Suppose we wanted to compute the sum of squares of the numbers from 0 up to \(n\). How might we go about it? Of course (math being the best form of optimization), the most efficient way would be a closed-form formula:

\[ \frac{n (n+1) (2n+1)}{6} \]

But let’s imagine you’ve forgotten that formula. In an imperative language you might use a for loop:

# Python
def sum_sq(n):
	sum = 0
	for i in range(0, n+1):
		sum += i * i
	return sum

The equivalent (tail) recursive code in OCaml would be:

let sum_sq n =
  let rec loop i sum =
    if i > n then sum
    else loop (i + 1) (sum + i * i)
  in loop 0 0
val sum_sq : int -> int = <fun>

Another, clearer way of producing the same result in OCaml uses higher-order functions and the pipeline operator:

let rec ( -- ) i j = if i > j then [] else i :: i + 1 -- j
let square x = x * x
let sum = List.fold_left ( + ) 0

let sum_sq n =
  0 -- n              (* [0;1;2;...;n]   *)
  |> List.map square  (* [0;1;4;...;n*n] *)
  |> sum              (*  0+1+4+...+n*n  *)
val ( -- ) : int -> int -> int list = <fun>
val square : int -> int = <fun>
val sum : int list -> int = <fun>
val sum_sq : int -> int = <fun>

The function sum_sq first constructs a list containing all the numbers 0..n. Then it uses the pipeline operator |> to pass that list through List.map square, which squares every element. Then the resulting list is pipelined through sum, which adds all the elements together.

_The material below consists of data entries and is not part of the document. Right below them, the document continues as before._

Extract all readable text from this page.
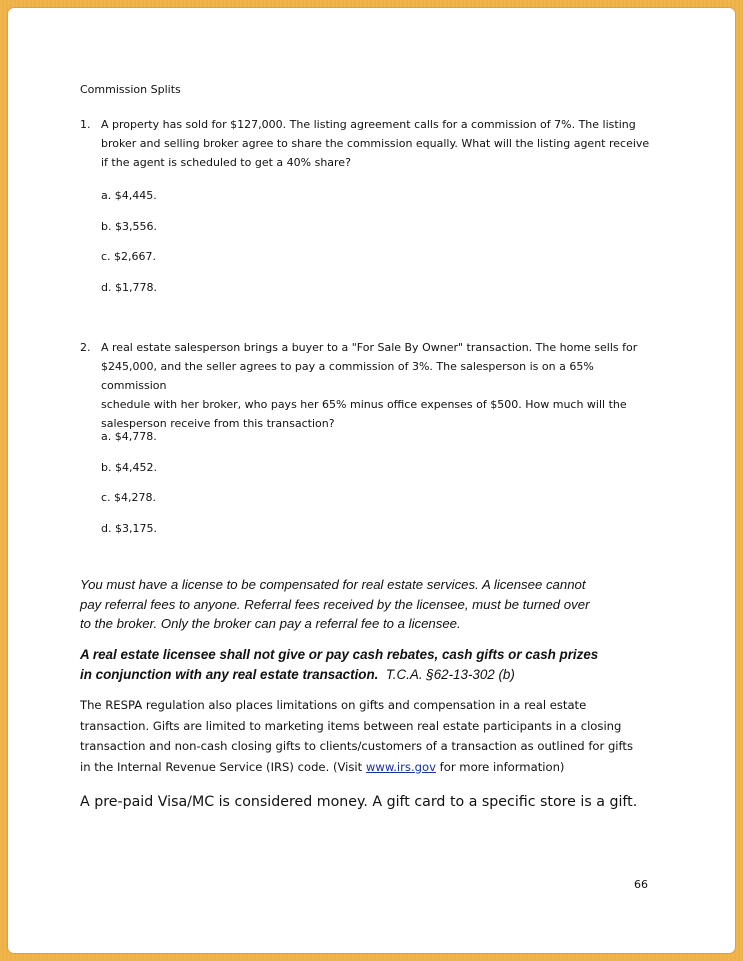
Commission Splits
1. A property has sold for $127,000. The listing agreement calls for a commission of 7%. The listing
broker and selling broker agree to share the commission equally. What will the listing agent receive
if the agent is scheduled to get a 40% share?
a. $4,445.
b. $3,556.
c. $2,667.
d. $1,778.
2. A real estate salesperson brings a buyer to a "For Sale By Owner" transaction. The home sells for
$245,000, and the seller agrees to pay a commission of 3%. The salesperson is on a 65% commission
schedule with her broker, who pays her 65% minus office expenses of $500. How much will the
salesperson receive from this transaction?
a. $4,778.
b. $4,452.
c. $4,278.
d. $3,175.
You must have a license to be compensated for real estate services. A licensee cannot
pay referral fees to anyone. Referral fees received by the licensee, must be turned over
to the broker. Only the broker can pay a referral fee to a licensee.
A real estate licensee shall not give or pay cash rebates, cash gifts or cash prizes
in conjunction with any real estate transaction. T.C.A. §62-13-302 (b)
The RESPA regulation also places limitations on gifts and compensation in a real estate
transaction. Gifts are limited to marketing items between real estate participants in a closing
transaction and non-cash closing gifts to clients/customers of a transaction as outlined for gifts
in the Internal Revenue Service (IRS) code. (Visit www.irs.gov for more information)
A pre-paid Visa/MC is considered money. A gift card to a specific store is a gift.
66
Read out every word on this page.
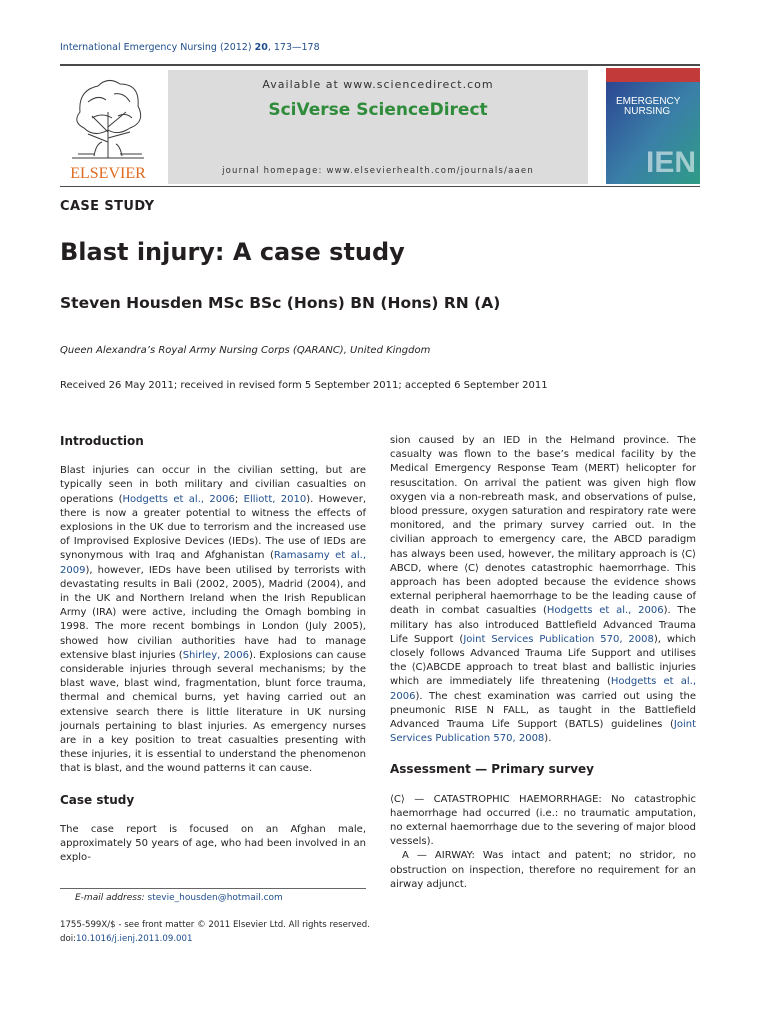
International Emergency Nursing (2012) 20, 173—178
ELSEVIER
Available at www.sciencedirect.com
SciVerse ScienceDirect
journal homepage: www.elsevierhealth.com/journals/aaen
EMERGENCY
NURSING
IEN
CASE STUDY
Blast injury: A case study
Steven Housden MSc BSc (Hons) BN (Hons) RN (A)
Queen Alexandra’s Royal Army Nursing Corps (QARANC), United Kingdom
Received 26 May 2011; received in revised form 5 September 2011; accepted 6 September 2011
Introduction

Blast injuries can occur in the civilian setting, but are typically seen in both military and civilian casualties on operations (Hodgetts et al., 2006; Elliott, 2010). However, there is now a greater potential to witness the effects of explosions in the UK due to terrorism and the increased use of Improvised Explosive Devices (IEDs). The use of IEDs are synonymous with Iraq and Afghanistan (Ramasamy et al., 2009), however, IEDs have been utilised by terrorists with devastating results in Bali (2002, 2005), Madrid (2004), and in the UK and Northern Ireland when the Irish Republican Army (IRA) were active, including the Omagh bombing in 1998. The more recent bombings in London (July 2005), showed how civilian authorities have had to manage extensive blast injuries (Shirley, 2006). Explosions can cause considerable injuries through several mechanisms; by the blast wave, blast wind, fragmentation, blunt force trauma, thermal and chemical burns, yet having carried out an extensive search there is little literature in UK nursing journals pertaining to blast injuries. As emergency nurses are in a key position to treat casualties presenting with these injuries, it is essential to understand the phenomenon that is blast, and the wound patterns it can cause.

Case study

The case report is focused on an Afghan male, approximately 50 years of age, who had been involved in an explo-

sion caused by an IED in the Helmand province. The casualty was flown to the base’s medical facility by the Medical Emergency Response Team (MERT) helicopter for resuscitation. On arrival the patient was given high flow oxygen via a non-rebreath mask, and observations of pulse, blood pressure, oxygen saturation and respiratory rate were monitored, and the primary survey carried out. In the civilian approach to emergency care, the ABCD paradigm has always been used, however, the military approach is ⟨C⟩ABCD, where ⟨C⟩ denotes catastrophic haemorrhage. This approach has been adopted because the evidence shows external peripheral haemorrhage to be the leading cause of death in combat casualties (Hodgetts et al., 2006). The military has also introduced Battlefield Advanced Trauma Life Support (Joint Services Publication 570, 2008), which closely follows Advanced Trauma Life Support and utilises the ⟨C⟩ABCDE approach to treat blast and ballistic injuries which are immediately life threatening (Hodgetts et al., 2006). The chest examination was carried out using the pneumonic RISE N FALL, as taught in the Battlefield Advanced Trauma Life Support (BATLS) guidelines (Joint Services Publication 570, 2008).

Assessment — Primary survey

⟨C⟩ — CATASTROPHIC HAEMORRHAGE: No catastrophic haemorrhage had occurred (i.e.: no traumatic amputation, no external haemorrhage due to the severing of major blood vessels).

A — AIRWAY: Was intact and patent; no stridor, no obstruction on inspection, therefore no requirement for an airway adjunct.

E-mail address: stevie_housden@hotmail.com
1755-599X/$ - see front matter © 2011 Elsevier Ltd. All rights reserved.
doi:10.1016/j.ienj.2011.09.001
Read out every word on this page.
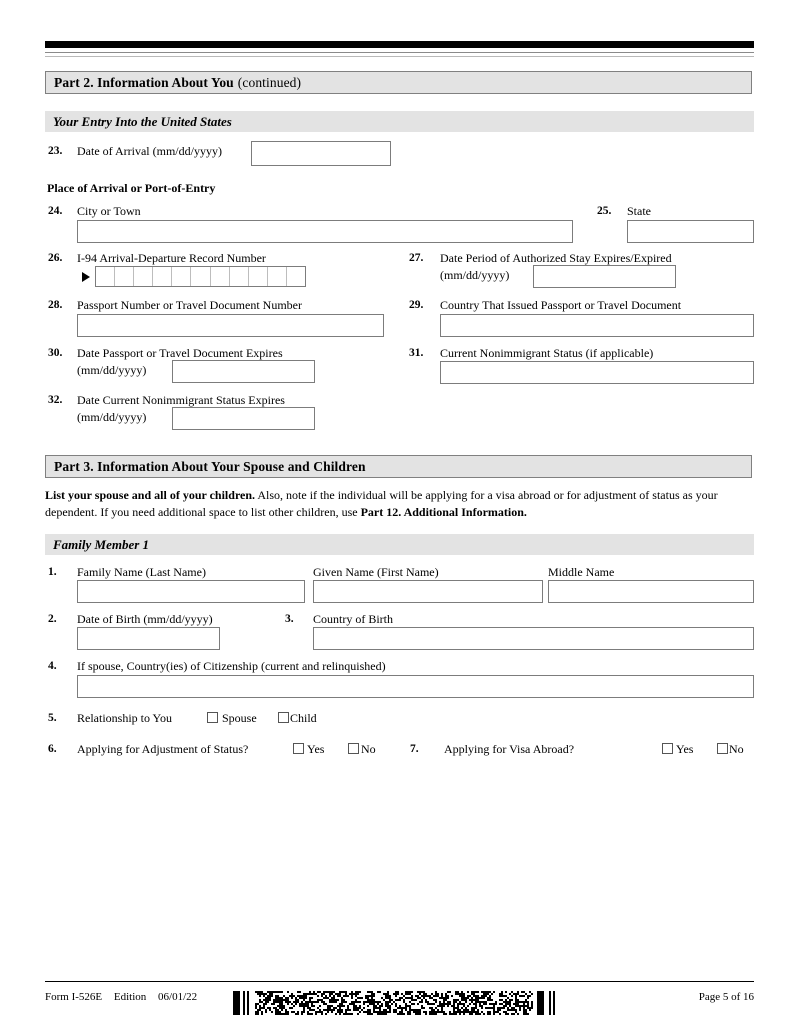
Part 2. Information About You (continued)
Your Entry Into the United States
23. Date of Arrival (mm/dd/yyyy)
Place of Arrival or Port-of-Entry
24. City or Town	25. State
26. I-94 Arrival-Departure Record Number	27. Date Period of Authorized Stay Expires/Expired
(mm/dd/yyyy)
28. Passport Number or Travel Document Number	29. Country That Issued Passport or Travel Document
30. Date Passport or Travel Document Expires
(mm/dd/yyyy)
31. Current Nonimmigrant Status (if applicable)
32. Date Current Nonimmigrant Status Expires
(mm/dd/yyyy)
Part 3. Information About Your Spouse and Children
List your spouse and all of your children. Also, note if the individual will be applying for a visa abroad or for adjustment of status as your dependent. If you need additional space to list other children, use Part 12. Additional Information.
Family Member 1
1. Family Name (Last Name)	Given Name (First Name)	Middle Name
2. Date of Birth (mm/dd/yyyy)	3. Country of Birth
4. If spouse, Country(ies) of Citizenship (current and relinquished)
5. Relationship to You	Spouse	Child
6. Applying for Adjustment of Status?	Yes	No	7. Applying for Visa Abroad?	Yes	No
Form I-526E Edition 06/01/22	Page 5 of 16
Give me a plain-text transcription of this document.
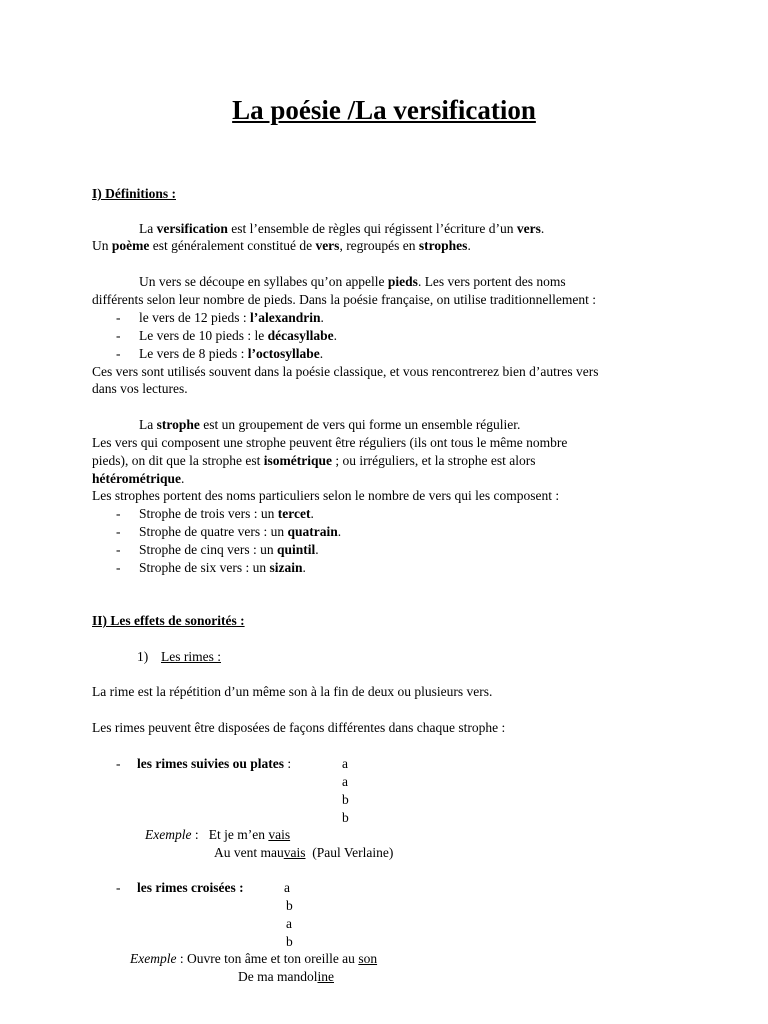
La poésie /La versification
I) Définitions :
La versification est l’ensemble de règles qui régissent l’écriture d’un vers.
Un poème est généralement constitué de vers, regroupés en strophes.
Un vers se découpe en syllabes qu’on appelle pieds. Les vers portent des noms
différents selon leur nombre de pieds. Dans la poésie française, on utilise traditionnellement :
- le vers de 12 pieds : l’alexandrin.
- Le vers de 10 pieds : le décasyllabe.
- Le vers de 8 pieds : l’octosyllabe.
Ces vers sont utilisés souvent dans la poésie classique, et vous rencontrerez bien d’autres vers
dans vos lectures.
La strophe est un groupement de vers qui forme un ensemble régulier.
Les vers qui composent une strophe peuvent être réguliers (ils ont tous le même nombre
pieds), on dit que la strophe est isométrique ; ou irréguliers, et la strophe est alors
hétérométrique.
Les strophes portent des noms particuliers selon le nombre de vers qui les composent :
- Strophe de trois vers : un tercet.
- Strophe de quatre vers : un quatrain.
- Strophe de cinq vers : un quintil.
- Strophe de six vers : un sizain.
II) Les effets de sonorités :
1) Les rimes :
La rime est la répétition d’un même son à la fin de deux ou plusieurs vers.
Les rimes peuvent être disposées de façons différentes dans chaque strophe :
- les rimes suivies ou plates :	a
a
b
b
Exemple : Et je m’en vais
Au vent mauvais  (Paul Verlaine)
- les rimes croisées :	a
b
a
b
Exemple : Ouvre ton âme et ton oreille au son
De ma mandoline
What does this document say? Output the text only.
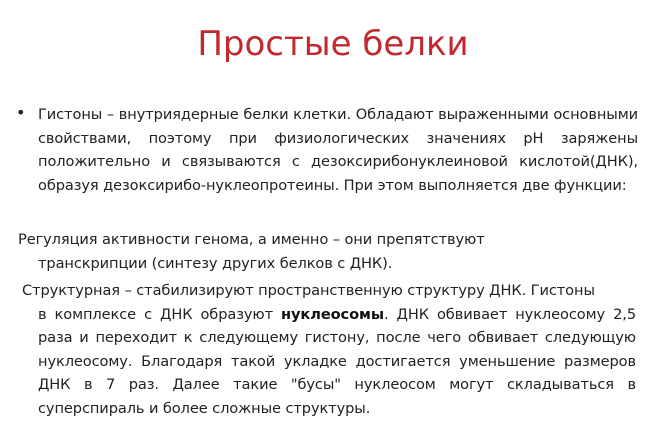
Простые белки
• Гистоны – внутриядерные белки клетки. Обладают выраженными основными свойствами, поэтому при физиологических значениях pH заряжены положительно и связываются с дезоксирибонуклеиновой кислотой(ДНК), образуя дезоксирибо-нуклеопротеины. При этом выполняется две функции:
Регуляция активности генома, а именно – они препятствуют
транскрипции (синтезу других белков с ДНК).
Структурная – стабилизируют пространственную структуру ДНК. Гистоны
в комплексе с ДНК образуют нуклеосомы. ДНК обвивает нуклеосому 2,5 раза и переходит к следующему гистону, после чего обвивает следующую нуклеосому. Благодаря такой укладке достигается уменьшение размеров ДНК в 7 раз. Далее такие "бусы" нуклеосом могут складываться в суперспираль и более сложные структуры.
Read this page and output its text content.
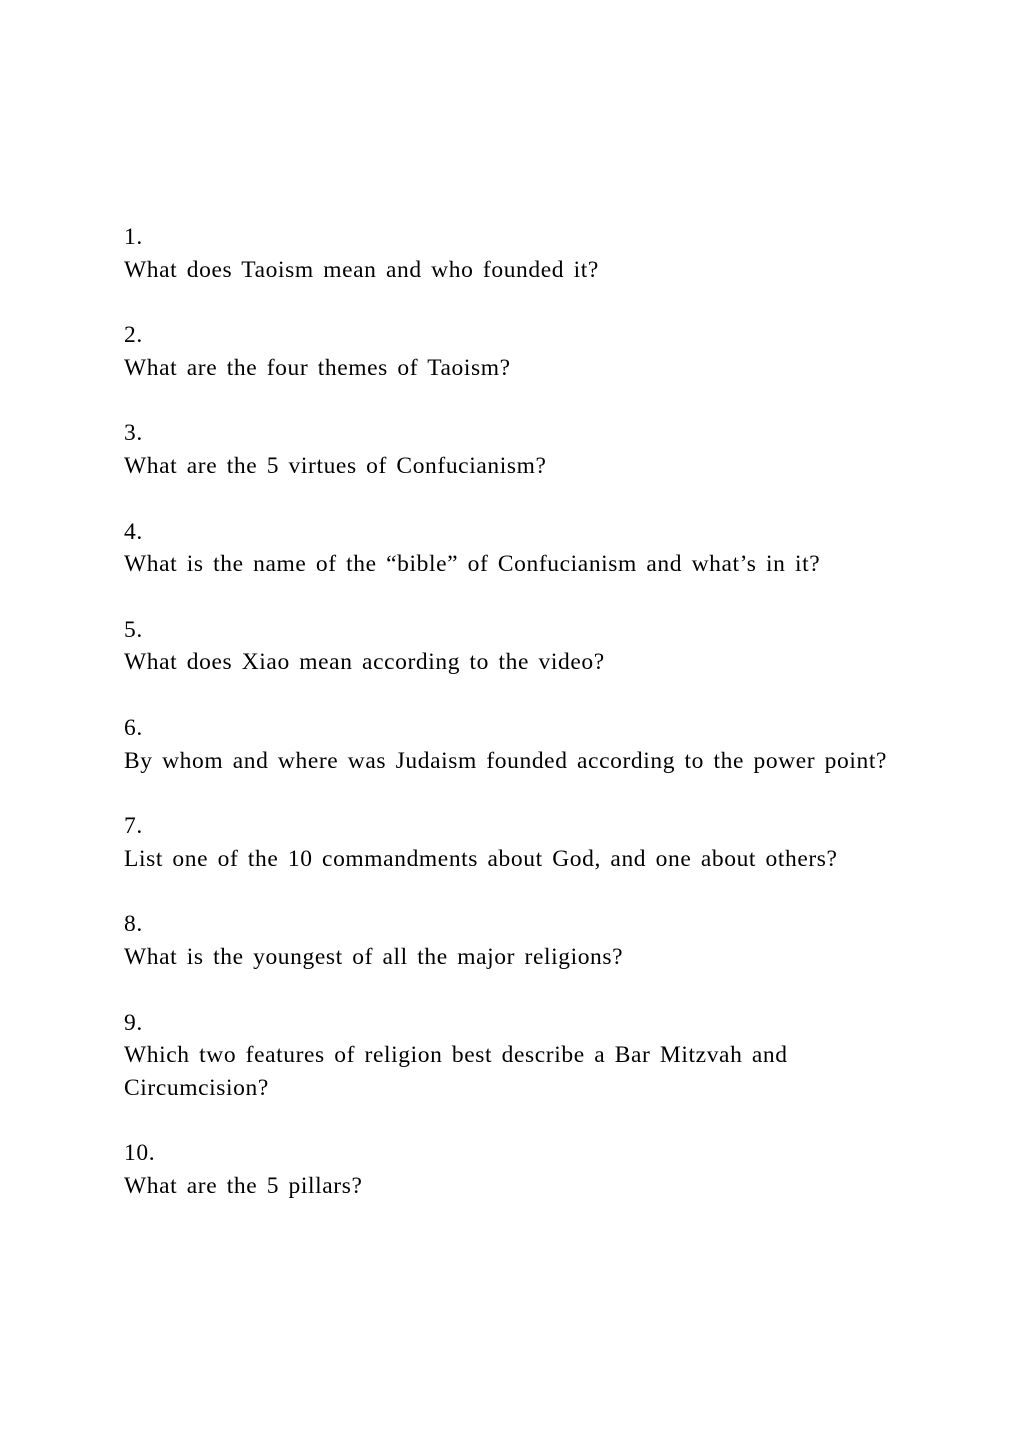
1.
What does Taoism mean and who founded it?
2.
What are the four themes of Taoism?
3.
What are the 5 virtues of Confucianism?
4.
What is the name of the “bible” of Confucianism and what’s in it?
5.
What does Xiao mean according to the video?
6.
By whom and where was Judaism founded according to the power point?
7.
List one of the 10 commandments about God, and one about others?
8.
What is the youngest of all the major religions?
9.
Which two features of religion best describe a Bar Mitzvah and Circumcision?
10.
What are the 5 pillars?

The other alternatives that you might consider are somewhat uglier:

(* Maybe worse: a lot of extra [let..in] syntax and unnecessary names to
   for intermediate values we don't care about. *)
let sum_sq n =
  let l = 0 -- n in
  let sq_l = List.map square l in
  sum sq_l

(* Maybe worse: have to read the function applications from right to left
   rather than top to bottom, and extra parentheses. *)
let sum_sq n =
  sum (List.map square (0--n))
val sum_sq : int -> int = <fun>
val sum_sq : int -> int = <fun>

The downside of all of these compared to the original tail recursive version is that they are wasteful of space—linear instead of constant—and take a constant factor more time. So as is so often the case in programming, there is a tradeoff between clarity and efficiency of code.

Note that the inefficiency is not from the pipeline operator itself, but from having to construct all those unnecessary intermediate lists. So don’t get the idea that pipelining is intrinsically bad. In fact, it can be quite useful. When we get to the chapter on modules, we’ll use it quite often with some of the data structures we study there.